PFC Energy said in a report that oil must be at least $94 a barrel to ensure Venezuela's macroeconomic stability this year and generate enough money to pay for imports. Although Chávez frequently touts his country's independence from Washington, Venezuela is more reliant than ever on the food, auto parts, medicine, constructio

The PFC Energy report said that among OPEC countries, Venezuela requires the highest threshold price by far to maintain its balance of trade payments.

Nigeria needs the barrel to be at least $68 to cover its imports, while two Persian Gulf states -- Saudi Arabia and Iran -- need the price to remain above $55.

Although Venezuela and other oil producers savored high crude prices, the downside has been higher inflation, greater domestic consumption of subsidized petroleum products, erosion of the U.S. dollar and increased government spending, PFC Energy said.
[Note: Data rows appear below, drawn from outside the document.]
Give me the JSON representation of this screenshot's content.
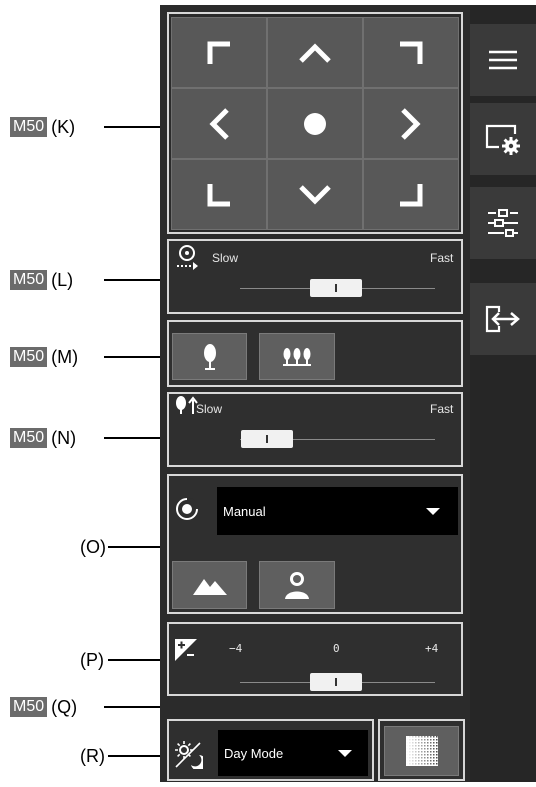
{
  "callouts": {
    "k": {
      "badge": "M50",
      "text": "(K)"
    },
    "l": {
      "badge": "M50",
      "text": "(L)"
    },
    "m": {
      "badge": "M50",
      "text": "(M)"
    },
    "n": {
      "badge": "M50",
      "text": "(N)"
    },
    "o": {
      "text": "(O)"
    },
    "p": {
      "text": "(P)"
    },
    "q": {
      "badge": "M50",
      "text": "(Q)"
    },
    "r": {
      "text": "(R)"
    }
  },
  "pan_speed": {
    "min_label": "Slow",
    "max_label": "Fast",
    "level": 0.55
  },
  "zoom_speed": {
    "min_label": "Slow",
    "max_label": "Fast",
    "level": 0.2
  },
  "focus": {
    "mode": "Manual"
  },
  "exposure": {
    "min_label": "−4",
    "mid_label": "0",
    "max_label": "+4",
    "level": 0.5
  },
  "day_night": {
    "mode": "Day Mode"
  },
  "colors": {
    "panel": "#2b2b2b",
    "pad": "#585858",
    "border": "#d8d8d8",
    "button": "#5f5f5f"
  },
  "icons": [
    "menu-icon",
    "display-settings-icon",
    "sliders-icon",
    "sign-in-icon"
  ]
}
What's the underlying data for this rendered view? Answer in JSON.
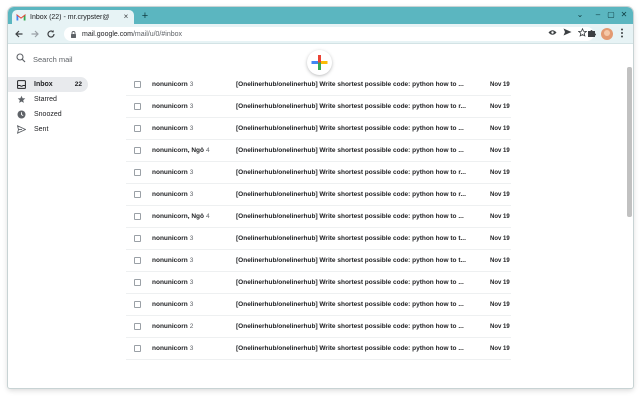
{
  "browser": {
    "tab_title": "Inbox (22) - mr.crypster@",
    "tab_close": "×",
    "new_tab": "+",
    "url_domain": "mail.google.com",
    "url_path": "/mail/u/0/#inbox",
    "window_controls": [
      "⌄",
      "–",
      "▢",
      "✕"
    ]
  },
  "search": {
    "placeholder": "Search mail"
  },
  "sidebar": {
    "items": [
      {
        "label": "Inbox",
        "count": "22",
        "icon": "inbox-icon"
      },
      {
        "label": "Starred",
        "count": "",
        "icon": "star-icon"
      },
      {
        "label": "Snoozed",
        "count": "",
        "icon": "clock-icon"
      },
      {
        "label": "Sent",
        "count": "",
        "icon": "send-icon"
      }
    ]
  },
  "emails": [
    {
      "sender": "nonunicorn",
      "count": "3",
      "subject": "[Onelinerhub/onelinerhub] Write shortest possible code: python how to ...",
      "date": "Nov 19"
    },
    {
      "sender": "nonunicorn",
      "count": "3",
      "subject": "[Onelinerhub/onelinerhub] Write shortest possible code: python how to r...",
      "date": "Nov 19"
    },
    {
      "sender": "nonunicorn",
      "count": "3",
      "subject": "[Onelinerhub/onelinerhub] Write shortest possible code: python how to ...",
      "date": "Nov 19"
    },
    {
      "sender": "nonunicorn, Ngô",
      "count": "4",
      "subject": "[Onelinerhub/onelinerhub] Write shortest possible code: python how to ...",
      "date": "Nov 19"
    },
    {
      "sender": "nonunicorn",
      "count": "3",
      "subject": "[Onelinerhub/onelinerhub] Write shortest possible code: python how to r...",
      "date": "Nov 19"
    },
    {
      "sender": "nonunicorn",
      "count": "3",
      "subject": "[Onelinerhub/onelinerhub] Write shortest possible code: python how to r...",
      "date": "Nov 19"
    },
    {
      "sender": "nonunicorn, Ngô",
      "count": "4",
      "subject": "[Onelinerhub/onelinerhub] Write shortest possible code: python how to ...",
      "date": "Nov 19"
    },
    {
      "sender": "nonunicorn",
      "count": "3",
      "subject": "[Onelinerhub/onelinerhub] Write shortest possible code: python how to t...",
      "date": "Nov 19"
    },
    {
      "sender": "nonunicorn",
      "count": "3",
      "subject": "[Onelinerhub/onelinerhub] Write shortest possible code: python how to t...",
      "date": "Nov 19"
    },
    {
      "sender": "nonunicorn",
      "count": "3",
      "subject": "[Onelinerhub/onelinerhub] Write shortest possible code: python how to ...",
      "date": "Nov 19"
    },
    {
      "sender": "nonunicorn",
      "count": "3",
      "subject": "[Onelinerhub/onelinerhub] Write shortest possible code: python how to ...",
      "date": "Nov 19"
    },
    {
      "sender": "nonunicorn",
      "count": "2",
      "subject": "[Onelinerhub/onelinerhub] Write shortest possible code: python how to ...",
      "date": "Nov 19"
    },
    {
      "sender": "nonunicorn",
      "count": "3",
      "subject": "[Onelinerhub/onelinerhub] Write shortest possible code: python how to ...",
      "date": "Nov 19"
    }
  ],
  "colors": {
    "tabstrip": "#5bb6c0",
    "toolbar": "#e7f3f5",
    "active_nav": "#e8eaed",
    "gmail_red": "#ea4335",
    "gmail_blue": "#4285f4",
    "gmail_green": "#34a853",
    "gmail_yellow": "#fbbc04"
  }
}
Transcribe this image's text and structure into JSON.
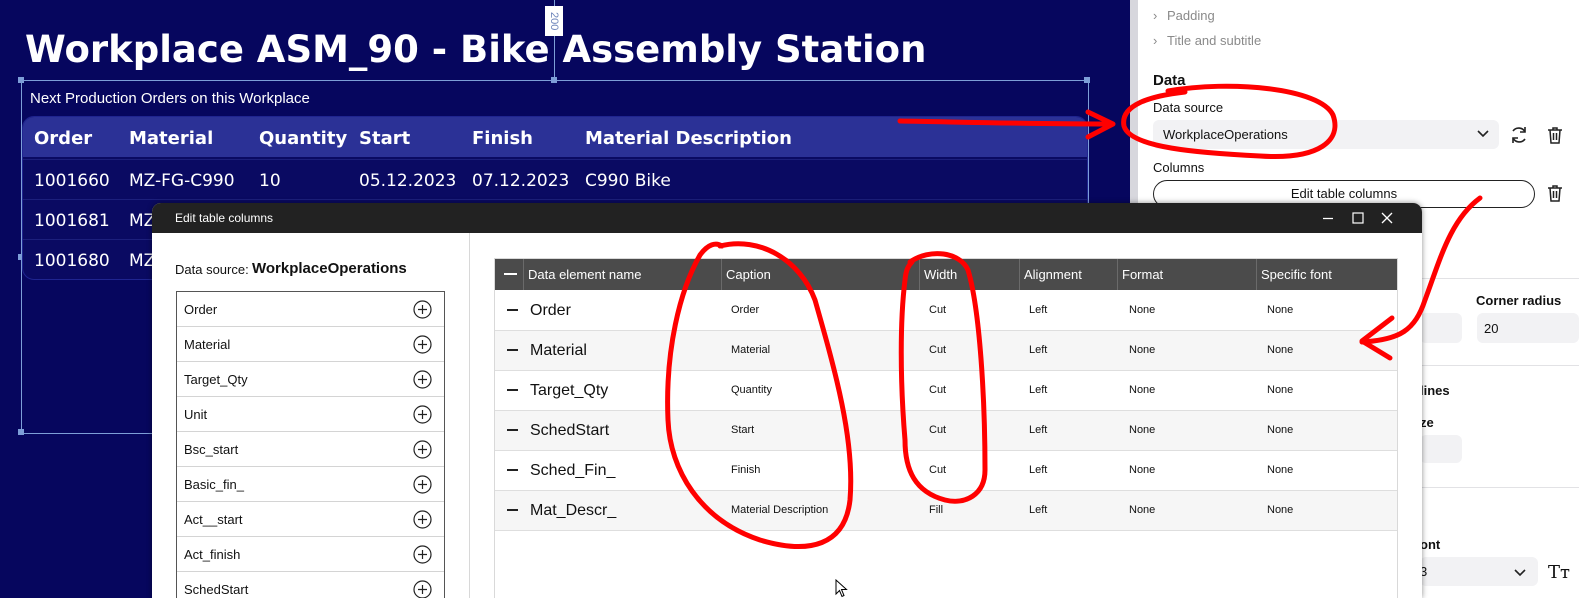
{
  "canvas": {
    "title": "Workplace  ASM_90 - Bike Assembly Station",
    "dimension_label": "200",
    "subtitle": "Next Production Orders on this Workplace",
    "table": {
      "headers": [
        "Order",
        "Material",
        "Quantity",
        "Start",
        "Finish",
        "Material Description"
      ],
      "rows": [
        [
          "1001660",
          "MZ-FG-C990",
          "10",
          "05.12.2023",
          "07.12.2023",
          "C990 Bike"
        ],
        [
          "1001681",
          "MZ"
        ],
        [
          "1001680",
          "MZ"
        ]
      ]
    }
  },
  "panel": {
    "accordions": [
      "Padding",
      "Title and subtitle"
    ],
    "data_heading": "Data",
    "data_source_label": "Data source",
    "data_source_value": "WorkplaceOperations",
    "columns_label": "Columns",
    "edit_columns_button": "Edit table columns",
    "corner_radius_label": "Corner radius",
    "corner_radius_value": "20",
    "lines_fragment": "lines",
    "size_fragment": "ze",
    "font_fragment": "ont",
    "font_value_fragment": "3",
    "text_size_icon": "Tт"
  },
  "dialog": {
    "title": "Edit table columns",
    "data_source_label": "Data source:",
    "data_source_name": "WorkplaceOperations",
    "fields": [
      "Order",
      "Material",
      "Target_Qty",
      "Unit",
      "Bsc_start",
      "Basic_fin_",
      "Act__start",
      "Act_finish",
      "SchedStart"
    ],
    "grid_headers": [
      "Data element name",
      "Caption",
      "Width",
      "Alignment",
      "Format",
      "Specific font"
    ],
    "rows": [
      {
        "name": "Order",
        "caption": "Order",
        "width": "Cut",
        "alignment": "Left",
        "format": "None",
        "font": "None"
      },
      {
        "name": "Material",
        "caption": "Material",
        "width": "Cut",
        "alignment": "Left",
        "format": "None",
        "font": "None"
      },
      {
        "name": "Target_Qty",
        "caption": "Quantity",
        "width": "Cut",
        "alignment": "Left",
        "format": "None",
        "font": "None"
      },
      {
        "name": "SchedStart",
        "caption": "Start",
        "width": "Cut",
        "alignment": "Left",
        "format": "None",
        "font": "None"
      },
      {
        "name": "Sched_Fin_",
        "caption": "Finish",
        "width": "Cut",
        "alignment": "Left",
        "format": "None",
        "font": "None"
      },
      {
        "name": "Mat_Descr_",
        "caption": "Material Description",
        "width": "Fill",
        "alignment": "Left",
        "format": "None",
        "font": "None"
      }
    ]
  },
  "colors": {
    "canvas_bg": "#06065e",
    "table_header_bg": "#2b3196",
    "grid_header_bg": "#4b4b4b",
    "annotation_red": "#ff0000"
  }
}
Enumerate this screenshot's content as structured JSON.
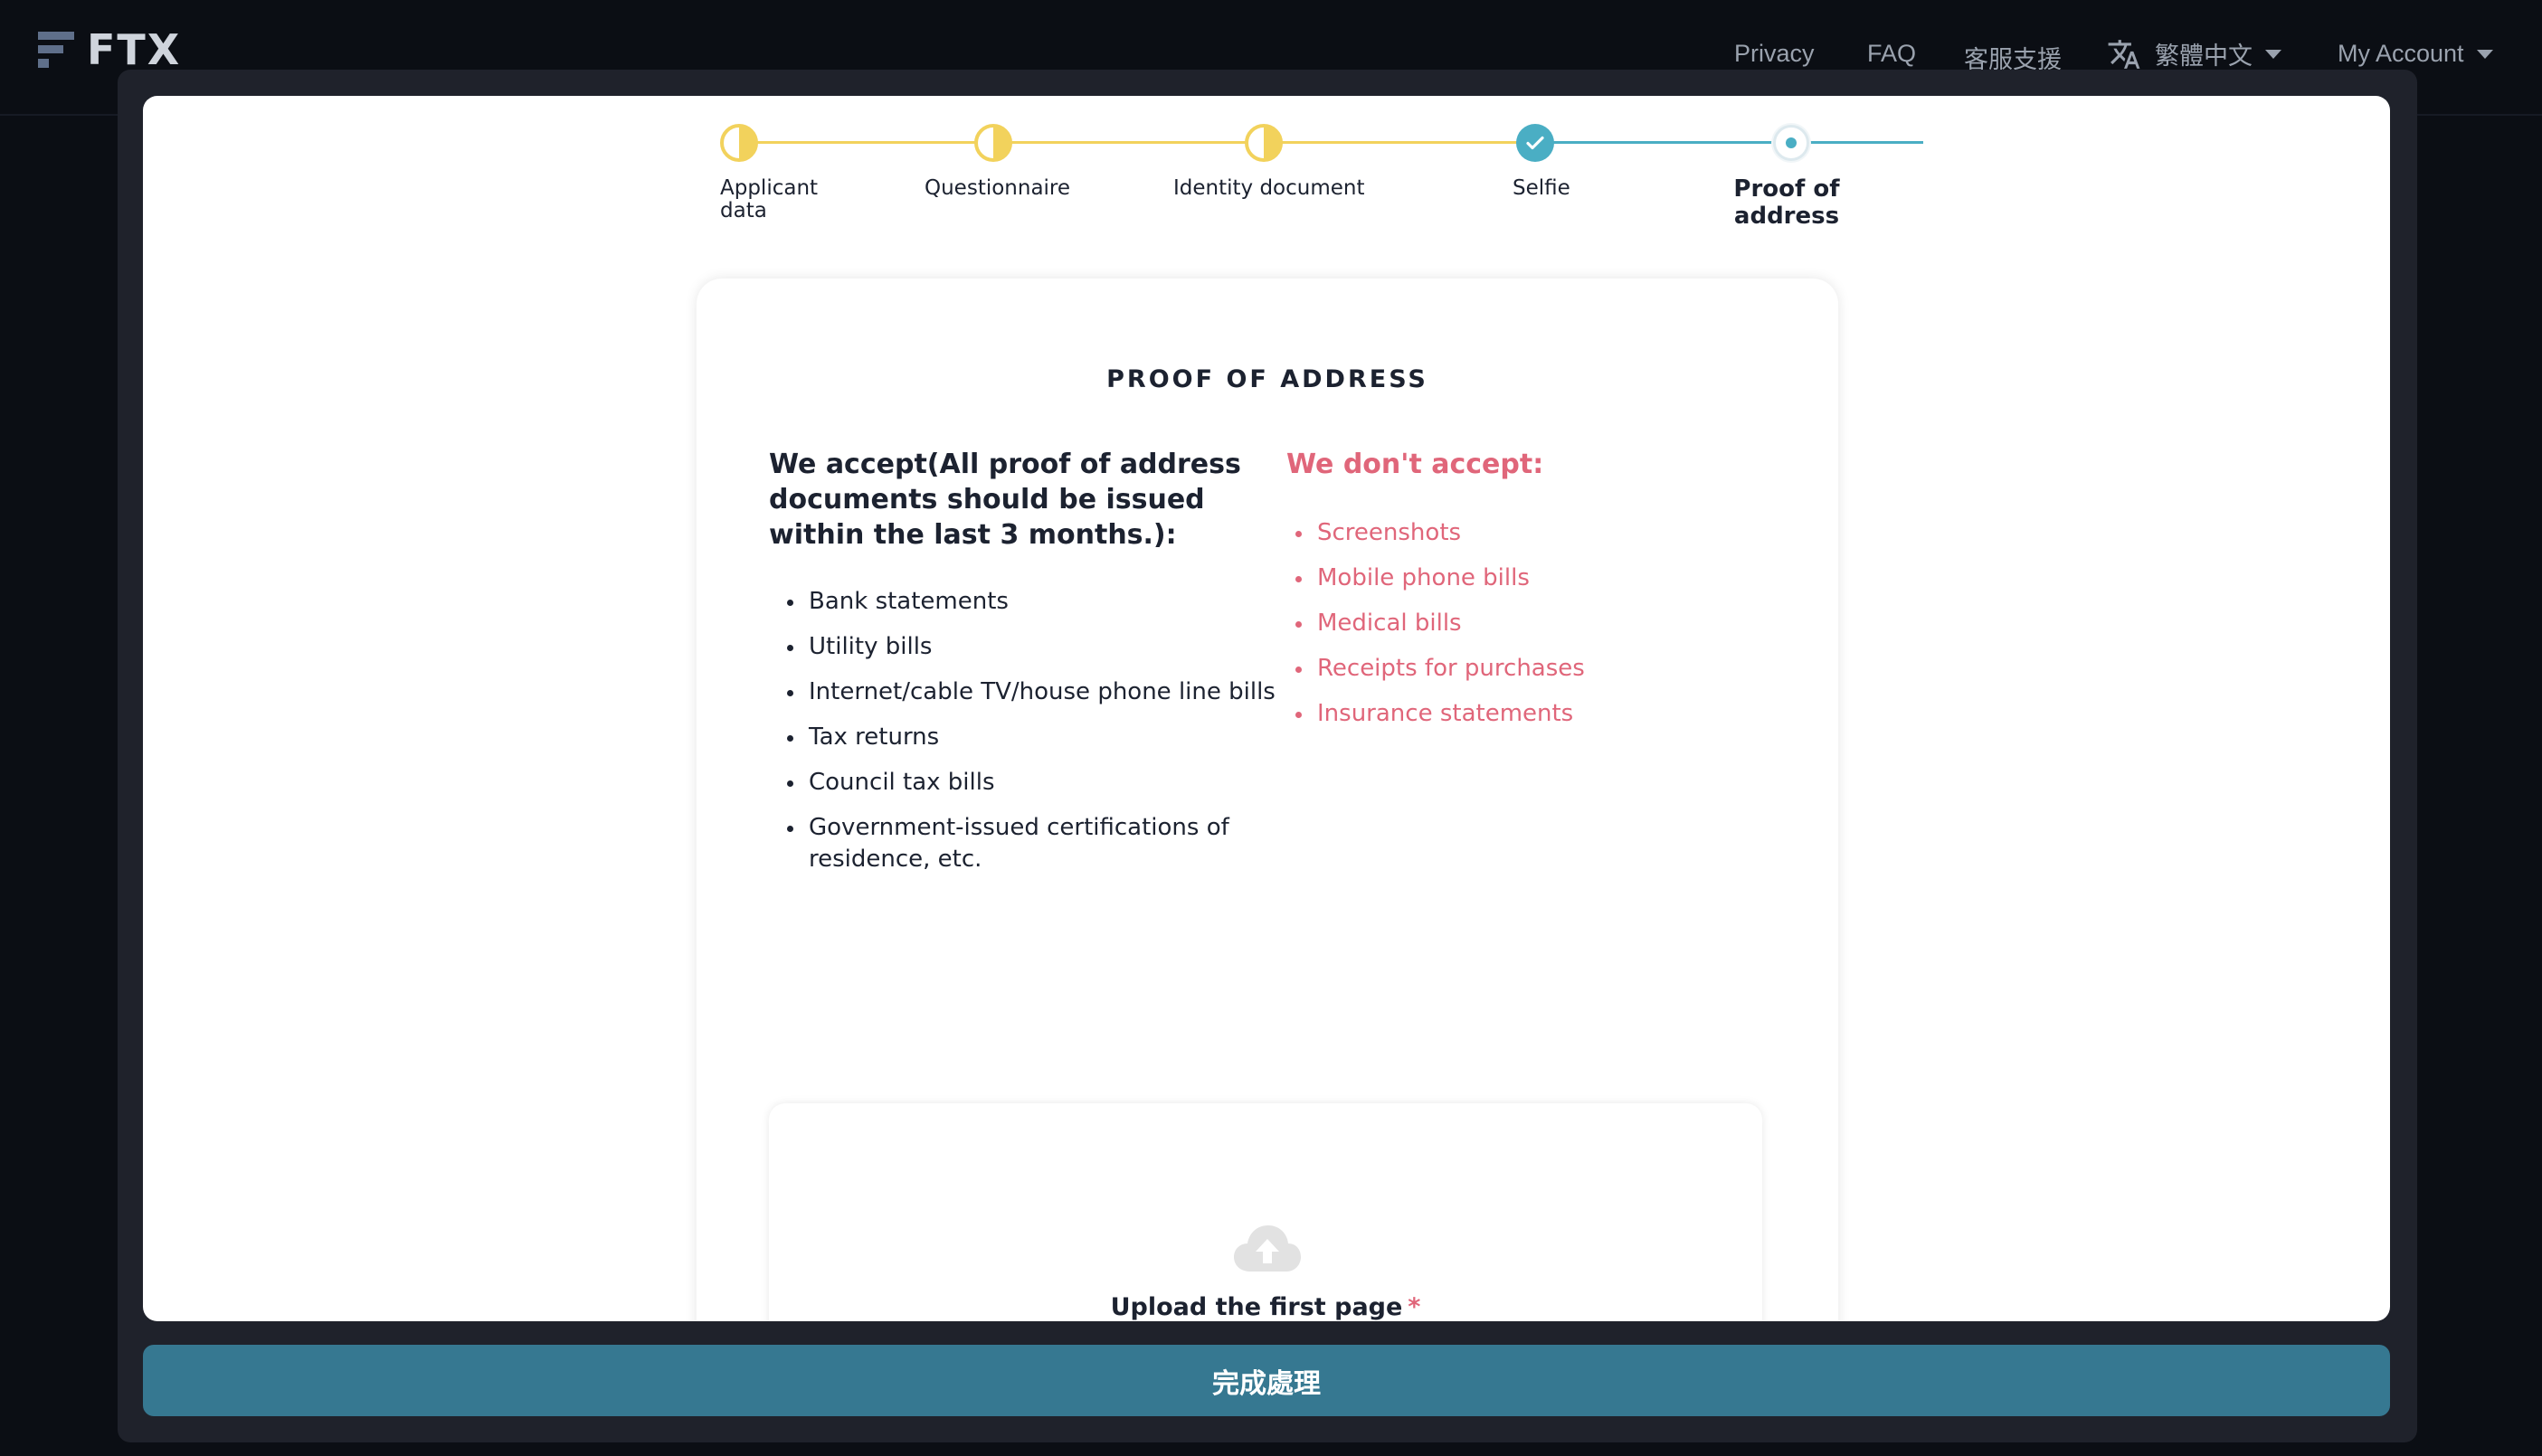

Franco said Venezuela's Central Bank reserves, as well as billions more controlled by the presidency, can provide a cushion for a year if prices continue falling. But she and other energy analysts said Venezuela is particularly vulnerable because of the financial commitments Chávez has made abroad, including plans to construct an oil refinery in Ecuador and the sale of oil at preferential prices to Caribbean countries.

"Venezuelan fiscal profligacy and its huge off-budget populist programs has left it very little room for error," the PFC report said.

The Eurasia Group, a New York-based consulting and political analysis firm, said Chávez also faces serious challenges because Petroleos de Venezuela, the state oil company, faces operational and financial hurdles.

The company has added thousands of workers and is estimated to have a workforce topping 70,000. It is responsible for much more than pumping oil. The company is in the food distribution business in Venezuela, for instance, and funds foreign development programs as far away as Bolivia.

Although Venezuelan officials say the country produces more than 3 million barrels a day, the International Energy Agency and most oil analysts put the figure below 2.4 million, with more than 700,000 barrels of that sold daily in Venezuela at subsidized prices.

Ramón Espinasa, a former chief economist at the state oil company, said Venezuela might not feel the pain for now because the average price of a barrel this year is still high, about $115, despite the recent plunge in prices. But next year, he said, the average could be $70 or lower.

"In 2009, you're going to have to spend less than in 2008, and you're going to have to prioritize," he said.

Venezuelan officials have sent mixed signals about what actions they will take in the face of the new economic realities.

Officials recently said the country would rein in spending, with Chávez announcing that the government would cut waste and "put an end to mega-salaries."

But the $79 billion budget for 2009 is significantly higher than the $64 billion budgeted for this year, Ricardo Sanguino, president of the National Assembly's finance commission, said in public comments Wednesday. The 2009 budget assumes the price of a barrel at $60, nearly double the $35 figure used for this year's budget. Chávez has also committed billions to nationalize the cement industry and purchase a Spanish bank's Venezuelan unit.

The Eurasia Group's Patrick Esteruelas, in a recent report on Venezuela's economic and political situation, said the government is unlikely to cut back on social programs as Chávez's allies prepare for state and local elections next month.

"The government will likely muddle through" the rest of the year "by introducing patchwork solutions to rein in inflation and the parallel exchange rate while postponing any significant adjustments until after November's elections," Esteruelas's report said. He said officials would postpone "more painful adjustments until it's absolutely necessary."